“Our future lawyers shouldn’t have to choose between their health and their careers.”
In two weeks, over 750 recent law school graduates and other applicants will travel to Raleigh and sit in close proximity to each other for two days while taking the N.C. Bar Exam. A Raleigh law firm representing an immunocompromised law school graduate is calling on Governor Roy Cooper to apply his executive orders consistently and compel the North Carolina Board of Law Examiners (NCBLE) to provide safe options in addition to an in-person exam in light of COVID-19.
Former federal prosecutor Kieran J. Shanahan, founder of Raleigh-based Shanahan Law Group, PLLC, sent a letter to Governor Roy Cooper Thursday after discovering that the NCBLE did not make contact with the North Carolina Department of Health and Human Services until two weeks ago.

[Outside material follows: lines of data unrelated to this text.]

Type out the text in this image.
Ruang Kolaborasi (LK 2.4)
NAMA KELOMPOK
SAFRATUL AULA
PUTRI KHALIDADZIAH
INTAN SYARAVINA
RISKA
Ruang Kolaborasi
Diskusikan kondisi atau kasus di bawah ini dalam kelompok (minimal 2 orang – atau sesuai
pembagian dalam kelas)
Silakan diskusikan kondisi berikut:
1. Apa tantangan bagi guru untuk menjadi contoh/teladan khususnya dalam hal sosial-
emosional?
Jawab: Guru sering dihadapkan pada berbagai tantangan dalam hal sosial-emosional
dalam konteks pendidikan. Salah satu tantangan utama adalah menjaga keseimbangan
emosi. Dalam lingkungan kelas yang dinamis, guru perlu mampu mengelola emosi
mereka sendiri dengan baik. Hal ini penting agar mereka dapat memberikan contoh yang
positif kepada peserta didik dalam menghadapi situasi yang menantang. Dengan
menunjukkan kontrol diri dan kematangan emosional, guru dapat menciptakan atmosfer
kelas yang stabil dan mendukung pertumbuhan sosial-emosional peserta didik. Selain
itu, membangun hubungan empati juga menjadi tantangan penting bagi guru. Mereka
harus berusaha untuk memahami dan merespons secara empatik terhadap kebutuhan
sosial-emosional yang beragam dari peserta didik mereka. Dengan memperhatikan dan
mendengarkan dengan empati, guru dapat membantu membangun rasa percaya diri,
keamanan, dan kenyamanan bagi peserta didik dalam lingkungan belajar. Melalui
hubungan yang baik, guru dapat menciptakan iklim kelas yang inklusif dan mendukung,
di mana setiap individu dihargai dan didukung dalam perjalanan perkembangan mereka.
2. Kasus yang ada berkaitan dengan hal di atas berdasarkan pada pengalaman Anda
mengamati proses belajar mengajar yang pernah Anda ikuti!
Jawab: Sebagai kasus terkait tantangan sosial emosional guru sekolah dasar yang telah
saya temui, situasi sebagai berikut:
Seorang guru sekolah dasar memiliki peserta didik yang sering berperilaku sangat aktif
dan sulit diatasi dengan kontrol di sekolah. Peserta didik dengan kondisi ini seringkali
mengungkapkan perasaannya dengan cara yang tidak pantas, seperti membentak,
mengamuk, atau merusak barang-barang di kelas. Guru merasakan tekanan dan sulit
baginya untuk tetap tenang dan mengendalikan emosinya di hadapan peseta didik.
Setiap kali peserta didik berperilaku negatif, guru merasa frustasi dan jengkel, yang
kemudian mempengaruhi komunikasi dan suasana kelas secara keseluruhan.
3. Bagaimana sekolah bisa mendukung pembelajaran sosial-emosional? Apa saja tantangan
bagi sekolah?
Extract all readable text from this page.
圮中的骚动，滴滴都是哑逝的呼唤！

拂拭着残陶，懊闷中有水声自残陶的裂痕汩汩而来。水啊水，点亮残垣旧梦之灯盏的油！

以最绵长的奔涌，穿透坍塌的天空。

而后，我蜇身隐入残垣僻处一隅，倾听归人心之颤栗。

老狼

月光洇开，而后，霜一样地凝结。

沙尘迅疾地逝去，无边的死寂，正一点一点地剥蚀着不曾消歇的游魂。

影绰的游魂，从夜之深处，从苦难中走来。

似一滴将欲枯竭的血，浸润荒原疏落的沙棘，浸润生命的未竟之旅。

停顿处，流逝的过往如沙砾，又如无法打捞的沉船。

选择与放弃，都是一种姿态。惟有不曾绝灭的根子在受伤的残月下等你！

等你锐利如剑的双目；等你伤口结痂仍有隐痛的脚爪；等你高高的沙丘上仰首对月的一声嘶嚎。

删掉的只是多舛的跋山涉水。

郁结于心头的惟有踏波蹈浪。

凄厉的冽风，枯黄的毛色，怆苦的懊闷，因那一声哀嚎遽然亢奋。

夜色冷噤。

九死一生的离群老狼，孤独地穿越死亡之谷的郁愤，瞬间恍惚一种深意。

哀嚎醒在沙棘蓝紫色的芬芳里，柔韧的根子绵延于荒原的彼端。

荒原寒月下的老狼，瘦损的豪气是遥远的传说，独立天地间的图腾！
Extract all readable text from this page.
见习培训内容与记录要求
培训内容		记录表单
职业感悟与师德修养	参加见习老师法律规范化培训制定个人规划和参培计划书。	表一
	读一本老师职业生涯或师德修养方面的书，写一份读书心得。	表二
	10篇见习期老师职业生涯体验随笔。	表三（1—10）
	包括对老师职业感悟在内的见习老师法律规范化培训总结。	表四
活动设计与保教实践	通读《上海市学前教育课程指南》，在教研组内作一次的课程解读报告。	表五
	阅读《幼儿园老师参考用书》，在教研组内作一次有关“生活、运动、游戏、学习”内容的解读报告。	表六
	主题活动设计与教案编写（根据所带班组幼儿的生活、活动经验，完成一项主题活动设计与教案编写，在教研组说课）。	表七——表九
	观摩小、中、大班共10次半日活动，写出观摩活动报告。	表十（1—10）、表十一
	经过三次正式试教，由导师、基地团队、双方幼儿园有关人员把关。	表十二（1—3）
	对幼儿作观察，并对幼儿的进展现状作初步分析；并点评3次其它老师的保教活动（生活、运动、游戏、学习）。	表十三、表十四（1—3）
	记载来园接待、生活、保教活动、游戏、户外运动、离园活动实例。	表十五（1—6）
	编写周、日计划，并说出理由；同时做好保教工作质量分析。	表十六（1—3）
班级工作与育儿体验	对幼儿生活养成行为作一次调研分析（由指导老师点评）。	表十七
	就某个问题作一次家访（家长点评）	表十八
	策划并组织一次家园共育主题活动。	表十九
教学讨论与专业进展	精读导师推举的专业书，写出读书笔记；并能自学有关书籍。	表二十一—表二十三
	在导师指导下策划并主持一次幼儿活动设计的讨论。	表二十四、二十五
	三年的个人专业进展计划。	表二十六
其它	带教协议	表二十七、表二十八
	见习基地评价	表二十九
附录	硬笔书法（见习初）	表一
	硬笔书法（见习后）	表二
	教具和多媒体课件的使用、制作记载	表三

“Our state leaders must realize that the North Carolina Board of Law Examiners waited until the last minute to plan for the health and safety of hundreds of North Carolinians who will gather in Raleigh in two weeks,” said Shanahan. “Our future lawyers shouldn’t have to choose between their health and their careers.”
Shanahan is representing Ms. Britni Prybol, a 2020 graduate of Campbell University Norman Adrian Wiggins School of Law. Prybol, who is among the applicants scheduled to sit for the North Carolina Bar Exam on July 28 and 29, is a two-time cancer survivor. Her battles with cancer have left her immune system significantly compromised. Prybol is also one of nearly two-hundred applicants and concerned professionals who implored the Governor on July 6 to intervene: a request to which the Governor has not responded. Shanahan’s letter calls on the Governor to exercise his authority over the NCBLE to offer alternatives to the in-person Bar Exam which take into account both the pandemic and the people most put at risk by it.